MIMNERMO

di Andrea Simi
Nei giorni scorsi è uscito un mio piccolo libro (Mimnermo e la perduta estate, Palombi editori, Roma, 2025). Benché si tratti di un’operina di carattere soprattutto narrativo e di fantasia – che quindi esula dal contenuto tipico di una rubrica tutta dedicata alla poesia – ho deciso di parlarne qui, per i lettori di Womenlife, in quanto ciò mi dà il destro per compiere un grande salto all’indietro nel tempo, di ventisette secoli, e nello spazio, fin sulla costa egea di quella che oggi è la Turchia, allora una colonia greca, per far loro incontrare uno dei primi lirici greci
Mimnermo è stato un poeta grande, che ha cantato elegie nei simposi sul finire del settimo secolo prima di Cristo. Dalle testimonianze degli antichi risulta che abbia composto due poemi, “Smirneide” e “Nannò”, in distici elegiaci più altre opere minori; qualcuna, forse, anche in giambi. Di tutta questa produzione sono giunti fino a noi solo poco più di una ventina di frammenti – non calcolando quelli di dubbia attribuzione – in massima parte riportati nelle opere di autori successivi.
Sappiamo che era originario di Smirne o di Colofone, entrambe città greche sulla costa dell’Asia minore, che Nannò, auletra – cioè suonatrice di flauto – lo accompagnava ed era con molta probabilità anche la sua amante e che ha avuto uno scambio di versi con Solone, col quale potrebbe anche essersi conosciuto di persona. Il resto è la sua poesia: rimpianto di giovinezza fugace, emozioni, passione, depressione.

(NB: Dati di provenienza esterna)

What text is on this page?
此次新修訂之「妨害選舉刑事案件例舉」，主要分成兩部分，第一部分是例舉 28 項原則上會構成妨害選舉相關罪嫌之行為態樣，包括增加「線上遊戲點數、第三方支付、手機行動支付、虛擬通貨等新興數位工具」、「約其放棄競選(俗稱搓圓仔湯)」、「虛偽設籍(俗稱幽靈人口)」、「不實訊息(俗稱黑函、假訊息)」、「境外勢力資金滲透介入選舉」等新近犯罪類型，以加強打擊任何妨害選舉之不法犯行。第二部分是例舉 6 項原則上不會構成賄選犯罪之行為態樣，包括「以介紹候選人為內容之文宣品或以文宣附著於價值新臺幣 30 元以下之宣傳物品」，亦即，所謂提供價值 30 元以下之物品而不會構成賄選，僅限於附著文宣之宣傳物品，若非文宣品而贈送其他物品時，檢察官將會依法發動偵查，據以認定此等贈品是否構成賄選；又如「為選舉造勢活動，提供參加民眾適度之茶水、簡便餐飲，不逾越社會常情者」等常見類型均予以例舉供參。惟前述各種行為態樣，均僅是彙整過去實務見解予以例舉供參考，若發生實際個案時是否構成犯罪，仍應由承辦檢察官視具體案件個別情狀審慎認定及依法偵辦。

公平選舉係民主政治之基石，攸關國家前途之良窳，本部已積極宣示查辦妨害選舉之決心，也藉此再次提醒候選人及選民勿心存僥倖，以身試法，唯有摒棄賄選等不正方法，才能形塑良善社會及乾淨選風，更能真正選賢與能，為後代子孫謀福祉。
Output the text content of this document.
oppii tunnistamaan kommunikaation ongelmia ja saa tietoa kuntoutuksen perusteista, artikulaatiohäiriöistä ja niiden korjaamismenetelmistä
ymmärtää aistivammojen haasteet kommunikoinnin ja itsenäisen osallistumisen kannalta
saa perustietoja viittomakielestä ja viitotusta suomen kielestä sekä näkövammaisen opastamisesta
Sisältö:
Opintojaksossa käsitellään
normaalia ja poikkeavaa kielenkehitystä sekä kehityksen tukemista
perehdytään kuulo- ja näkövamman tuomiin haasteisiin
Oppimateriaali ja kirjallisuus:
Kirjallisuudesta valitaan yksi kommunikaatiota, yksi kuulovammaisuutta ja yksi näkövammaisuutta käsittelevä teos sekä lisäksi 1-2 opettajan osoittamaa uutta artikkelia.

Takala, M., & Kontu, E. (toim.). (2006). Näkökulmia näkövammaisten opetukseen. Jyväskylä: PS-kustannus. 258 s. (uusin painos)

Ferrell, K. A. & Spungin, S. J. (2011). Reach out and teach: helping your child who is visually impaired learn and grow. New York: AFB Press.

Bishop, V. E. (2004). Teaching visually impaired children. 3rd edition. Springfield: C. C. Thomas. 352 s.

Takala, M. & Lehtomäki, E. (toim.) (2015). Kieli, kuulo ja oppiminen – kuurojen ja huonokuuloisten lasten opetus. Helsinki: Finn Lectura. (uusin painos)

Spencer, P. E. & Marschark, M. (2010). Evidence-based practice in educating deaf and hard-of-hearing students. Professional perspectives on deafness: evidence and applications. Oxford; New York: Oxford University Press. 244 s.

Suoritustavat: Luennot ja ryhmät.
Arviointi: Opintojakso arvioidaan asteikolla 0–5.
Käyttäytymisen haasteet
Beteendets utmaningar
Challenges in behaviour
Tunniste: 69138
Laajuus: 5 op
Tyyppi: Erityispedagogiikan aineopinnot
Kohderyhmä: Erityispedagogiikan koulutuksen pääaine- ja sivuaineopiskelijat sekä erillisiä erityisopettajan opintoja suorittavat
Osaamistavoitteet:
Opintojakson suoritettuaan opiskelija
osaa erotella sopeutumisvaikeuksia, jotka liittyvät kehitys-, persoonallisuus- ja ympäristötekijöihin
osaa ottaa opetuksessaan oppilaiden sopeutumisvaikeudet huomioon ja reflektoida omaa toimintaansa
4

Tradurre nella nostra lingua quel poco che rimane della sua opera è stata per me certamente una fatica, ma anche una emozione forte, come è ancora forte e attuale, tanto tempo dopo, la sua poesia: intensa, immersa nel piacere di vivere ma, al contempo, intrisa di quel pessimismo cosmico che risuona anche nei versi del poeta di Recanati che, fra l’altro, era finissimo grecista. Per questo ho scelto di far incontrare ai lettori che non lo conoscono, o ne conservano solo una sbiadita memoria di liceo, questa straordinaria e modernissima figura di poeta.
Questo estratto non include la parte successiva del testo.